Whereas the streets of Paris are busy and loud, its parks are magnificent and calm, yet definitely urban. Below are the parks we ran in and the distinct impressions they left on me:
Jardin de Luxembourg – The most centrally located of the parks and one of the largest, meticulously manicured gardens, lots and lots of statues. We ran on the outer loop on a soft dirt surface. Noah found a secret men’s room while I circled the public tennis courts, watching some really good tennis. Not quite Roland Garros, but much better tennis than you’ll see in C-Hill.
Jardin des Plantes – The most enchanted of the gardens, featuring a gazillion types of plants and an exhibit on evolution, a calm place to sit and read, which I did.
Parc Montsouris – Finally we see some real runners! Very neighborhoody, slightly hilly. On a Saturday, there’s a food market a block outside the park where you can fuel up before or after the run. On the southern border of Paris.
Cite International Universitaire – Not a park but a college dorm campus, a fun place to wander and people-watch, across the street from Parc Montsouris. I would've liked living here if I studied abroad.
Promenade Plante – Green and beautiful, if not also concrete and artificial, long skinny park, above ground (like a pedestrian overpass) with buildings on both sides, often just single track. A great place to take a walk.
Bois de Vicennes – Right outside of Paris on the east side, this huge park (compared to aforementioned destinations) features trails, roads, ponds, fields and fields, and a castle!
Canal Saint Martin and Parc de la Villette (I think that’s what it’s called) - Sketchier neighborhoods en route, felt a sense of discovery to run here because there were hardly any people in this area.
Parc des Buttes Chaumont – Whoa fast runners! It seemed like everyone was doing a tempo run on the same loop in the same direction.
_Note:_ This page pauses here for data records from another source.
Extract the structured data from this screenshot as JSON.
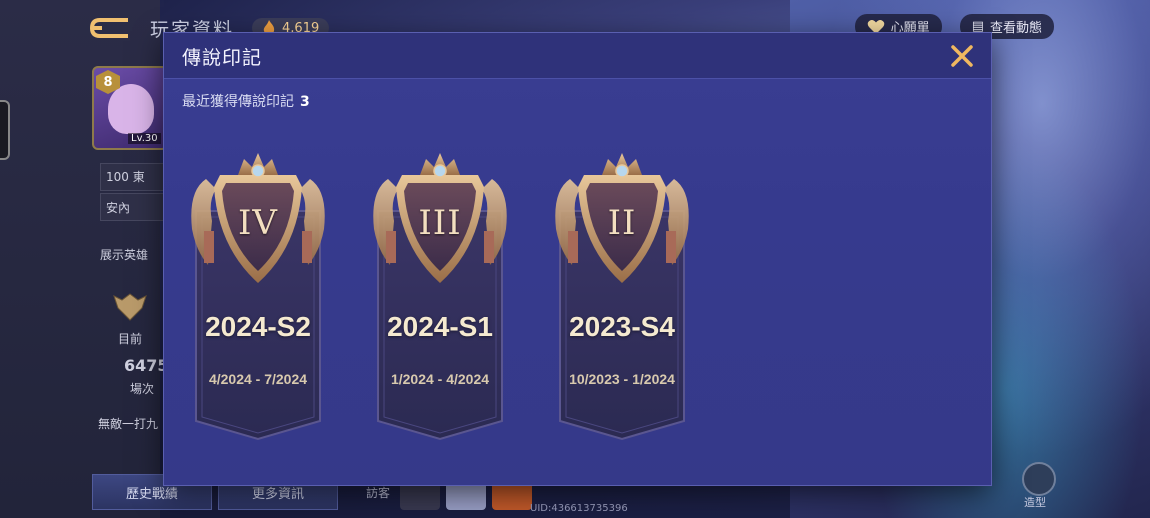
{
  "background": {
    "title": "玩家資料",
    "coins": "4,619",
    "wishlist_label": "心願單",
    "feed_label": "查看動態",
    "level_badge": "8",
    "avatar_level": "Lv.30",
    "currency_row": "100 東",
    "status": "安內",
    "showcase_label": "展示英雄",
    "current_label": "目前",
    "matches_value": "6475",
    "matches_label": "場次",
    "streak_label": "無敵一打九",
    "history_button": "歷史戰績",
    "more_button": "更多資訊",
    "visitors_label": "訪客",
    "uid": "UID:436613735396",
    "hero_label": "造型"
  },
  "modal": {
    "title": "傳說印記",
    "subtitle": "最近獲得傳說印記",
    "count": "3",
    "close_icon": "close-icon",
    "accent_color": "#f0b860",
    "cards": [
      {
        "numeral": "IV",
        "season": "2024-S2",
        "range": "4/2024 - 7/2024"
      },
      {
        "numeral": "III",
        "season": "2024-S1",
        "range": "1/2024 - 4/2024"
      },
      {
        "numeral": "II",
        "season": "2023-S4",
        "range": "10/2023 - 1/2024"
      }
    ]
  }
}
This park has a little of everything – hills, stairs, dirt surface, hanging bridge, caves, and awesome views of Paris from up top.
Running in Paris is generally hectic and resemble orienteering. People are out at all hours, and the streets are arranged randomly and there is a traffic light at every little intersection. These lights change from green to red without flashing first. At least we can jaywalk. In addition to cars, runners contend with motorcycles, scooters, bikes, pedestrians, and dogs, all possible on the sidewalk. And dogs in Paris are special – they are allowed leave poop all over the street. So, we watched out for these land mines.
So, we avoided the poop, hit a few green lights, and the whole block opens up ahead. Just as we find our rhythm, the street turns to cobblestones and then dirt and then slate and then concrete and then pavement. Instead of checking out the scenery, I was checking feet and hoping that I don’t fall. (I didn’t.)
The air quality in Paris is terrible. Too many vehicles, road side gas stations, and smokers.